Joe Biden umarmt nach seiner Rede im Oval Office seine Tochter Ashley. Seine Enkelin Finnegan wischt sich eine Träne aus dem Gesicht. Im Hintergrund: Jill und Hunter Biden.

© AFP/EVAN VUCCI

Joe Biden umarmt nach seiner Rede im Oval Office seine Tochter Ashley. Seine Enkelin Finnegan wischt sich eine Träne aus dem Gesicht. Im Hintergrund: Jill und Hunter Biden.

Von Theresa Schäfer

Bevor Joe Biden am Sonntag der Welt mitteilte, dass er sich um keine zweite Amtszeit als US-Präsident bewirbt, beschäftigte eine Frage das politische Washington: Wer könnte ihn zum Aufgeben bringen? Wer spricht Klartext mit dem Präsidenten, wer zeigt ihm die verheerenden Umfragen? Und, viel wichtiger, auf wen hört der 81-Jährige? Nancy Pelosi, die frühere Sprecherin des Repräsentantenhauses, seine langjährige Vertraute, Mit-Demokratin und mit 84 eine, die weiß, wie es sich anfühlt, wenn man zu den Alten gehört? Chris Coons, Bidens Freund aus dem Senat, der den Präsidenten liebt und bewundert? Barack Obama, als dessen Vize Biden acht Jahre lang diente?
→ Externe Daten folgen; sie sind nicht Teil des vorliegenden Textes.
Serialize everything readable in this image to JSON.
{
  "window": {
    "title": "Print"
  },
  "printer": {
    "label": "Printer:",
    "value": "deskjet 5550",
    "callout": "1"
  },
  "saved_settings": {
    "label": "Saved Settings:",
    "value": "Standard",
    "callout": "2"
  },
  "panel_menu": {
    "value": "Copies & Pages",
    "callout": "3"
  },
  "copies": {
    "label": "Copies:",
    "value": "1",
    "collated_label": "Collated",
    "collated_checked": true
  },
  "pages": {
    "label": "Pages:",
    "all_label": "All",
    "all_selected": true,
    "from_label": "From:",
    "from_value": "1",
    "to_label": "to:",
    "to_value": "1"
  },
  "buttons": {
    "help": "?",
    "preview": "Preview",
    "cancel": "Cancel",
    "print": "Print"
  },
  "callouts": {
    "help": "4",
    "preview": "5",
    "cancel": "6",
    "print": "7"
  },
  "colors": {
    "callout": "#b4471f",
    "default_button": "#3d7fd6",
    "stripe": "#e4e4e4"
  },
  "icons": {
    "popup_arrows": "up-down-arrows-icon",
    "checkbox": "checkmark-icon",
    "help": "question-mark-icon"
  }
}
Vielleicht. Aber was für Joe Biden über allem anderen steht, ist die Familie. „My word as a Biden“, sagt der Präsident gerne, wenn er etwas besonders ernst meint. Für ihn ist das mehr als eine Floskel. Der Zusammenhalt der Präsidentenfamilie, Nachfahren irischer Auswanderer, ist stark. Und so waren viele aus dem Biden-Clan dabei, als Joe Biden am Mittwochabend (Ortszeit) aus dem Oval Office im Weißen Haus zur Nation sprach. Links vom „Resolute Desk“, dem weltberühmten Schreibtisch des Präsidenten saßen Bidens Sohn Hunter, seine Enkelin Finnegan, seine Tochter Ashley mit ihrem Mann Howard Krein und natürlich Jill Biden, die First Lady.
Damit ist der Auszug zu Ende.